Who Checks on Christian Charities?

     AURORA, IL -- Despite the gyrating stock market and the uncertain domestic outlook, Americans still follow a traditional pattern, they give to their favorite charities. But there are so many charities. People want their gifts to make a difference. How do they decide where to give their money?

     Most charities are honest, well-run organizations. Some are poorly managed and a few are outright frauds. What should you do before you write that check? Increasingly, Christians are looking for the seal of approval from ECFA--the Evangelical Council for Financial Accountability.

     The ECFA seal--on appeals received in your mailbox or on the Web site of a charity--indicates that the organization complies with a strict set of standards covering board governance, independent auditing, financial disclosure and fund-raising practices.

     Formed in 1979 in an effort to encourage financial accountability and excellence among Christian nonprofit organizations, ECFA now has nearly 1,500 members. These charities submit to a rigorous review process each year. ECFA also randomly performs site visits on members to look behind the application forms.

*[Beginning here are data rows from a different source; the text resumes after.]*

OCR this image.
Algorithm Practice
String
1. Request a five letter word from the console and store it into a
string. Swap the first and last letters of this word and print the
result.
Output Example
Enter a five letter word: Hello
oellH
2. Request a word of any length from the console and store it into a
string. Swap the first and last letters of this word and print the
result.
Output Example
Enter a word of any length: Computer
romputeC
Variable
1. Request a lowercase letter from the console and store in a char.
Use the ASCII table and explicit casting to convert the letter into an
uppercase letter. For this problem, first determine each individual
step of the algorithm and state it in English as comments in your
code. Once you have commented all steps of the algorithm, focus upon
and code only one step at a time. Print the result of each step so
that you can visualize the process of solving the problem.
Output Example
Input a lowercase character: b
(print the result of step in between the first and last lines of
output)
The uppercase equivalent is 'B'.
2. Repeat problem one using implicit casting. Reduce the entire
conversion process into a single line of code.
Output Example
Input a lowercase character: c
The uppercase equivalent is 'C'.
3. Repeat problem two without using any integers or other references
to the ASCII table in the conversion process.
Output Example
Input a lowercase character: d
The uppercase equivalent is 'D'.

     ECFA monitors large, nationally known ministries as well as smaller, yet equally vital, local outreaches. Some of the best-loved evangelical leaders are found in ECFA's membership.

     A wide spectrum of ministries are represented within ECFA's membership, including crisis pregnancy centers, colleges and universities, rescue missions, missionary-sending organizations, camps and conference centers, relief and development organizations, outreaches to the handicapped, prison ministries, medical teams, radio and television broadcast, teen ministries and so much more.

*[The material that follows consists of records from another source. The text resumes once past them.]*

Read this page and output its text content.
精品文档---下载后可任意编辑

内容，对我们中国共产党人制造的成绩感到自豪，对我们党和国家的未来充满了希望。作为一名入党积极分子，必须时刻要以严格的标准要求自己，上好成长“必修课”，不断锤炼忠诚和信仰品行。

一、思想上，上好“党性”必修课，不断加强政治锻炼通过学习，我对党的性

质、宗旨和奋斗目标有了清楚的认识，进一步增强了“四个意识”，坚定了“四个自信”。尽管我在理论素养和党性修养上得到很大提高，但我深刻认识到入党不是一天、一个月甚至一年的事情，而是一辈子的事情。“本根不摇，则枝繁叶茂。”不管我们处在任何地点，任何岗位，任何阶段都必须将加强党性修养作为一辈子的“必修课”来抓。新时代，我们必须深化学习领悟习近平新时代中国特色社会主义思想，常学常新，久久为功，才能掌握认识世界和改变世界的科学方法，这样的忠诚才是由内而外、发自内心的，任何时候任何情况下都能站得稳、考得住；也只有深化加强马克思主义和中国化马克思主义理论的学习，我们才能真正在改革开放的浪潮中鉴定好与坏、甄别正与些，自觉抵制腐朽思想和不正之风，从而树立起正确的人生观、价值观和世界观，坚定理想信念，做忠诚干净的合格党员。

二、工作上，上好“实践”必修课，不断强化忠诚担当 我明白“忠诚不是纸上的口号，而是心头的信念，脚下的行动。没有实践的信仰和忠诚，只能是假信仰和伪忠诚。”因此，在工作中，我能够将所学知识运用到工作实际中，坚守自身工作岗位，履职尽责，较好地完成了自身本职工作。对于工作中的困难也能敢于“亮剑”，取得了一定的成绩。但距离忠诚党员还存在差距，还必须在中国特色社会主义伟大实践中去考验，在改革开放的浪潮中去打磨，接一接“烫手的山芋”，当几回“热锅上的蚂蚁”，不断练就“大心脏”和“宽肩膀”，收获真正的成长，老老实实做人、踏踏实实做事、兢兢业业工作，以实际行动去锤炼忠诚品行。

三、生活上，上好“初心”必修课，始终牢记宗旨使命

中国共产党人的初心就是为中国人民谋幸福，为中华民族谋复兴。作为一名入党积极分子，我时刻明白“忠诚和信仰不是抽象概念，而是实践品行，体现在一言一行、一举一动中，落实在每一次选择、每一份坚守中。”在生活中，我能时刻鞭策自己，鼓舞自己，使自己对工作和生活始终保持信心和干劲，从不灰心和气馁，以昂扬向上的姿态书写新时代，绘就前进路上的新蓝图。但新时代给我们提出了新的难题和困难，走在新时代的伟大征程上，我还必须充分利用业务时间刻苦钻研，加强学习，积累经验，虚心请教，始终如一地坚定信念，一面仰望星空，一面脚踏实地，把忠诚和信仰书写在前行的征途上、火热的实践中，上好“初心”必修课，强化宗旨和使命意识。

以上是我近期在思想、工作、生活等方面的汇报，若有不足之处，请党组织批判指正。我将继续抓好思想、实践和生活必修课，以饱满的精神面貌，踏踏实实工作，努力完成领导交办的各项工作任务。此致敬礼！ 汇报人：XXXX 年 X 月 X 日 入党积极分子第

     Lutheran Bible Translators (LBT) is a charter member of ECFA. By virtue of its membership with ECFA, Lutheran Bible Translators is committed to demonstrating compliance with the ECFA Standards of Responsible Stewardship, thereby making itself accountable to the public.

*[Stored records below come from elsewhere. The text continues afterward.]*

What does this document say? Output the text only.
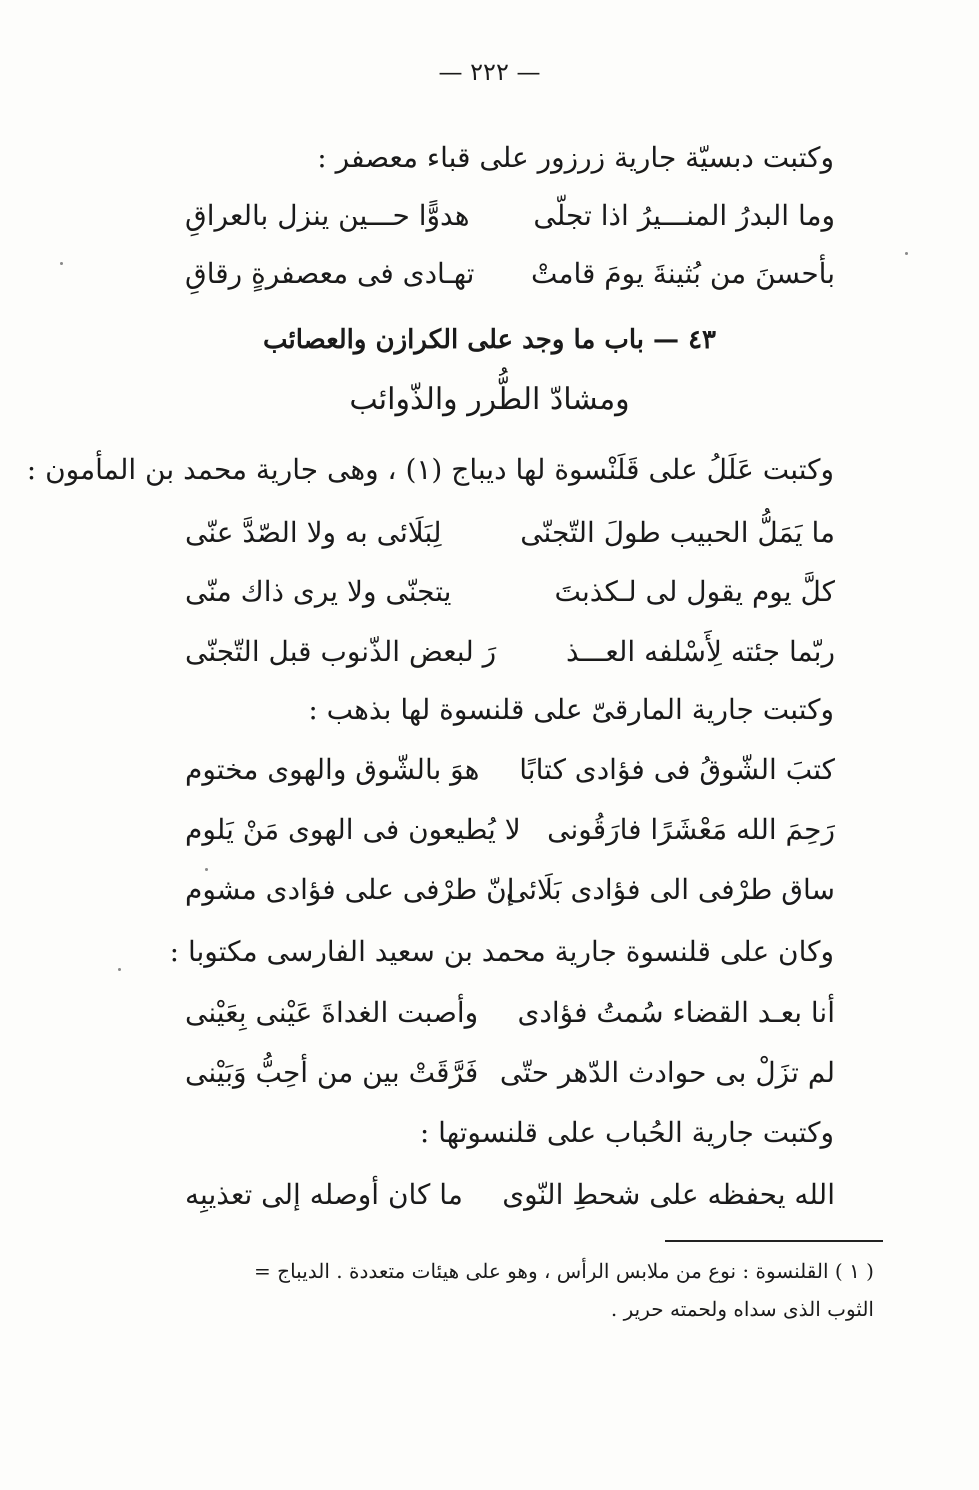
— ٢٢٢ —
وكتبت دبسيّة جارية زرزور على قباء معصفر :
وما البدرُ المنـــيرُ اذا تجلّى
هدوًّا حـــين ينزل بالعراقِ
بأحسنَ من بُثينةَ يومَ قامتْ
تهـادى فى معصفرةٍ رقاقِ
٤٣ — باب ما وجد على الكرازن والعصائب
ومشادّ الطُّرر والذّوائب
وكتبت عَلَلُ على قَلَنْسوة لها ديباج (١) ، وهى جارية محمد بن المأمون :
ما يَمَلُّ الحبيب طولَ التّجنّى
لِبَلَائى به ولا الصّدَّ عنّى
كلَّ يوم يقول لى لـكذبتَ
يتجنّى ولا يرى ذاك منّى
ربّما جئته لِأَسْلفه العـــذ
رَ لبعض الذّنوب قبل التّجنّى
وكتبت جارية المارقىّ على قلنسوة لها بذهب :
كتبَ الشّوقُ فى فؤادى كتابًا
هوَ بالشّوق والهوى مختوم
رَحِمَ الله مَعْشَرًا فارَقُونى
لا يُطيعون فى الهوى مَنْ يَلوم
ساق طرْفى الى فؤادى بَلَائى
إنّ طرْفى على فؤادى مشوم
وكان على قلنسوة جارية محمد بن سعيد الفارسى مكتوبا :
أنا بعـد القضاء سُمتُ فؤادى
وأصبت الغداةَ عَيْنى بِعَيْنى
لم تزَلْ بى حوادث الدّهر حتّى
فَرَّقَتْ بين من أحِبُّ وَبَيْنى
وكتبت جارية الحُباب على قلنسوتها :
الله يحفظه على شحطِ النّوى
ما كان أوصله إلى تعذيبِه
( ١ ) القلنسوة : نوع من ملابس الرأس ، وهو على هيئات متعددة . الديباج =
الثوب الذى سداه ولحمته حرير .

     It's easy to check up on ECFA members. You can learn whether a charity meets ECFA's standards by checking out its Web site, www.ECFA.org. Or call ECFA (1-800-3BE-WISE) to request a free copy of its "Giver's Guide." Call or write an ECFA member and they will send you a copy of their most recent audit report--no questions asked. In LBT's case, call Marshall Gillam at 630-897-0660 ext 19 or send a letter to Marshall Gillam, PO Box 2050, Aurora, IL 60507-2050.

Good Charities Willingly Answer Tough Questions

Before you give to any charity, ask these questions. Nonprofit organizations should be willing to supply the answers.

  • Does the organization have a clear and strong commitment to a certain project area?
  • Is there an independent board that accepts responsibility for the activities of the organization and oversees its operations?
  • Are the financial records audited annually by certified public accountants?
  • Does the charity practice full disclosure?
  • Is a copy of the audited financial statements provided to anyone who requests it?
  • Is information provided to donors about any program that the donors have supported?
  • How does the organization avoid conflicts of interest?
  • What are the guidelines and standards for fund-raising?
  • Is there a review procedure to assure compliance with fund-raising standards and guidelines?

Donor's Bill of Rights

Make sure your charity's standards and guidelines assure you of a "bill of rights" as a donor. You have the right to:

  1. Know how the funds of an organization are being spent.
  2. Know what the programs you support are accomplishing.
  3. Know that the organization is in compliance with federal, state, and municipal laws.
  4. Restrict or designate your gifts to a particular project.
  5. A response to your inquiries about finances and programs.
  6. Visit office and program sites of an organization to talk personally with the staff.
  7. Give without being high-pressured by the organization.
  8. Know that the organization is well managed.
  9. Know that there is a responsible governing board and know who those board members are.
  10. Know that all appeals for funds are truthful and accurate.